CAPITOL HILL
After-Hours Blaze Scorches Lounge And Book Shop
Washington Post Staff Writers
Thursday, August 9, 2007; Page B06
A fire damaged two popular businesses on Capitol Hill yesterday. No one was injured, but parts of the neighborhood were shut down during the morning commute.
The early morning fire started outside the Capitol Lounge in the 200 block of Pennsylvania Avenue SE. The blaze spread into the lounge and the Trover Shop next door, causing an estimated $100,000 damage, fire officials said. The cause remains under investigation.
![]() Adam Manson, co-owner of the Capitol Lounge on Capitol Hill, inspects the lounge after an early morning fire that also damaged the Trover Shop next door. (By Nikki Kahn -- The Washington Post) |
Officials said the fire apparently started behind the lounge and ignited a tarp covering some wooden patio furniture. It was the second serious blaze in two years to engulf the bar, which is in a converted townhouse.
The Capitol Lounge has long drawn crowds of neighborhood residents and Hill staffers with specials like half-price pizza on Mondays, 10-cent chicken wings on Tuesdays, 25-cent tacos on Wednesdays and daily happy hour price cuts for beer.
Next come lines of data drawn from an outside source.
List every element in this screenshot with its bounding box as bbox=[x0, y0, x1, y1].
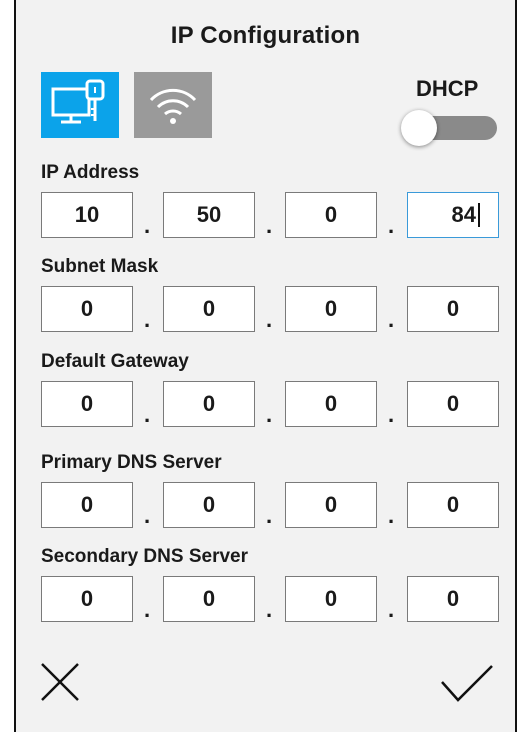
primary-dns-octet-3[interactable]: 0 bbox=[285, 482, 377, 528]
dhcp-label: DHCP bbox=[416, 76, 479, 101]
dialog-title: IP Configuration bbox=[170, 22, 361, 49]
secondary-dns-octet-3[interactable]: 0 bbox=[285, 576, 377, 622]
secondary-dns-octet-1[interactable]: 0 bbox=[41, 576, 133, 622]
octet-separator: . bbox=[265, 213, 273, 238]
ip-address-octet-4[interactable]: 84 bbox=[407, 192, 499, 238]
wifi-connection-tab[interactable] bbox=[134, 72, 212, 138]
octet-separator: . bbox=[265, 307, 273, 332]
octet-separator: . bbox=[143, 213, 151, 238]
close-icon bbox=[41, 663, 79, 701]
octet-separator: . bbox=[143, 503, 151, 528]
ethernet-monitor-icon bbox=[51, 79, 105, 124]
ip-address-label: IP Address bbox=[41, 162, 140, 183]
default-gateway-octet-3[interactable]: 0 bbox=[285, 381, 377, 427]
octet-separator: . bbox=[143, 307, 151, 332]
ip-address-octet-1[interactable]: 10 bbox=[41, 192, 133, 238]
wired-connection-tab[interactable] bbox=[41, 72, 119, 138]
subnet-mask-octet-4[interactable]: 0 bbox=[407, 286, 499, 332]
secondary-dns-octet-4[interactable]: 0 bbox=[407, 576, 499, 622]
octet-separator: . bbox=[143, 597, 151, 622]
octet-separator: . bbox=[265, 503, 273, 528]
default-gateway-octet-1[interactable]: 0 bbox=[41, 381, 133, 427]
primary-dns-label: Primary DNS Server bbox=[41, 452, 222, 473]
primary-dns-octet-1[interactable]: 0 bbox=[41, 482, 133, 528]
default-gateway-octet-4[interactable]: 0 bbox=[407, 381, 499, 427]
octet-separator: . bbox=[387, 503, 395, 528]
primary-dns-octet-2[interactable]: 0 bbox=[163, 482, 255, 528]
subnet-mask-octet-1[interactable]: 0 bbox=[41, 286, 133, 332]
checkmark-icon bbox=[441, 665, 493, 702]
secondary-dns-octet-2[interactable]: 0 bbox=[163, 576, 255, 622]
text-caret bbox=[478, 203, 480, 227]
primary-dns-octet-4[interactable]: 0 bbox=[407, 482, 499, 528]
default-gateway-label: Default Gateway bbox=[41, 351, 189, 372]
octet-separator: . bbox=[265, 597, 273, 622]
ip-address-octet-2[interactable]: 50 bbox=[163, 192, 255, 238]
wifi-icon bbox=[149, 88, 197, 124]
octet-separator: . bbox=[387, 402, 395, 427]
ip-address-octet-3[interactable]: 0 bbox=[285, 192, 377, 238]
octet-separator: . bbox=[265, 402, 273, 427]
subnet-mask-label: Subnet Mask bbox=[41, 256, 159, 277]
dhcp-toggle-knob bbox=[401, 110, 437, 146]
octet-separator: . bbox=[143, 402, 151, 427]
octet-separator: . bbox=[387, 597, 395, 622]
dhcp-toggle[interactable] bbox=[401, 110, 497, 146]
secondary-dns-label: Secondary DNS Server bbox=[41, 546, 248, 567]
default-gateway-octet-2[interactable]: 0 bbox=[163, 381, 255, 427]
cancel-button[interactable] bbox=[30, 652, 90, 712]
subnet-mask-octet-3[interactable]: 0 bbox=[285, 286, 377, 332]
octet-separator: . bbox=[387, 307, 395, 332]
octet-separator: . bbox=[387, 213, 395, 238]
subnet-mask-octet-2[interactable]: 0 bbox=[163, 286, 255, 332]
ip-config-dialog: IP Configuration DHCP IP Address 10 . 50 bbox=[14, 0, 517, 732]
confirm-button[interactable] bbox=[436, 652, 496, 712]
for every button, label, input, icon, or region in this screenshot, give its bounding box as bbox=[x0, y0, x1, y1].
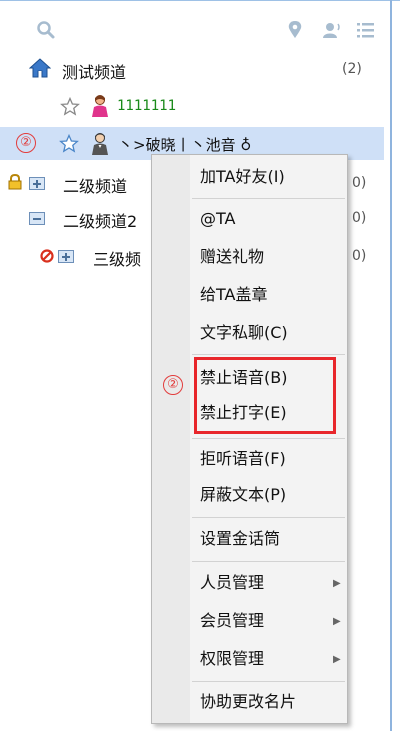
menu-separator bbox=[192, 198, 345, 199]
menu-item-edit-card[interactable]: 协助更改名片 bbox=[200, 692, 296, 712]
user-context-menu: 加TA好友(I) @TA 赠送礼物 给TA盖章 文字私聊(C) ② 禁止语音(B… bbox=[151, 154, 348, 724]
expand-channel-icon[interactable] bbox=[58, 250, 74, 263]
star-outline-icon bbox=[60, 96, 80, 121]
menu-separator bbox=[192, 438, 345, 439]
menu-item-staff-manage[interactable]: 人员管理 bbox=[200, 573, 264, 593]
highlight-box bbox=[194, 357, 336, 434]
member-count: 0) bbox=[352, 210, 367, 226]
menu-item-private-chat[interactable]: 文字私聊(C) bbox=[200, 323, 288, 343]
member-count: (2) bbox=[342, 61, 362, 77]
expand-channel-icon[interactable] bbox=[29, 177, 45, 190]
menu-item-reject-voice[interactable]: 拒听语音(F) bbox=[200, 449, 286, 469]
list-menu-icon[interactable] bbox=[356, 20, 376, 44]
channel-name: 三级频 bbox=[93, 250, 142, 269]
submenu-arrow-icon: ▶ bbox=[333, 578, 341, 589]
menu-icon-gutter bbox=[152, 155, 190, 723]
collapse-channel-icon[interactable] bbox=[29, 212, 45, 225]
step-marker: ② bbox=[163, 375, 183, 395]
search-icon[interactable] bbox=[36, 20, 56, 44]
member-count: 0) bbox=[352, 248, 367, 264]
menu-separator bbox=[192, 517, 345, 518]
menu-item-member-manage[interactable]: 会员管理 bbox=[200, 611, 264, 631]
menu-item-send-gift[interactable]: 赠送礼物 bbox=[200, 247, 264, 267]
menu-separator bbox=[192, 681, 345, 682]
location-pin-icon[interactable] bbox=[287, 20, 303, 44]
home-icon bbox=[28, 58, 52, 82]
user-name: 丶>破晓丨丶池音 ♁ bbox=[118, 136, 252, 154]
female-avatar-icon bbox=[90, 94, 110, 122]
menu-separator bbox=[192, 561, 345, 562]
channel-name: 测试频道 bbox=[62, 63, 127, 82]
user-name: 1111111 bbox=[117, 98, 177, 114]
menu-item-add-friend[interactable]: 加TA好友(I) bbox=[200, 167, 285, 187]
male-avatar-icon bbox=[90, 132, 110, 160]
channel-panel: 测试频道 (2) 1111111 ② 丶>破晓丨丶池音 ♁ 二级频道 0) 二级… bbox=[0, 0, 400, 731]
submenu-arrow-icon: ▶ bbox=[333, 616, 341, 627]
forbidden-icon bbox=[40, 248, 54, 267]
menu-item-block-text[interactable]: 屏蔽文本(P) bbox=[200, 485, 286, 505]
star-outline-icon bbox=[59, 133, 79, 158]
channel-name: 二级频道 bbox=[63, 177, 128, 196]
menu-item-permission-manage[interactable]: 权限管理 bbox=[200, 649, 264, 669]
member-count: 0) bbox=[352, 175, 367, 191]
panel-right-border bbox=[390, 0, 392, 731]
menu-item-mention[interactable]: @TA bbox=[200, 209, 235, 229]
user-voice-icon[interactable] bbox=[322, 20, 342, 44]
channel-row-root[interactable]: 测试频道 (2) bbox=[0, 54, 384, 84]
menu-item-stamp[interactable]: 给TA盖章 bbox=[200, 285, 267, 305]
top-border bbox=[0, 0, 400, 1]
submenu-arrow-icon: ▶ bbox=[333, 654, 341, 665]
lock-icon bbox=[8, 173, 22, 194]
menu-item-gold-mic[interactable]: 设置金话筒 bbox=[200, 529, 280, 549]
user-row[interactable]: 1111111 bbox=[0, 92, 384, 122]
step-marker: ② bbox=[16, 133, 36, 153]
channel-name: 二级频道2 bbox=[63, 212, 138, 231]
menu-separator bbox=[192, 354, 345, 355]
The Trover Shop sells a variety of books, cards, candies and trinkets.
The fire was reported about 5:15 a.m., and about 120 firefighters responded with roughly 60 pieces of equipment, according to Alan Etter, spokesman for the D.C. Fire and Emergency Medical Services Department. Police closed a stretch of Pennsylvania Avenue to accommodate emergency vehicles and rerouted cars onto residential streets.
The lounge and the Trover Shop probably will be "closed for a while" as repairs are made, Etter said.
But a manager at the Capitol Lounge said the staff would be cleaning overnight, and he hoped the tavern would reopen today. He said that the fire two years ago was much worse.
That fire was caused by a cigarette smoldering in a trash can, officials said at the time. It destroyed soccer scarves from around the world and collections of local and national political memorabilia -- especially from the Nixon era -- that decorated the walls.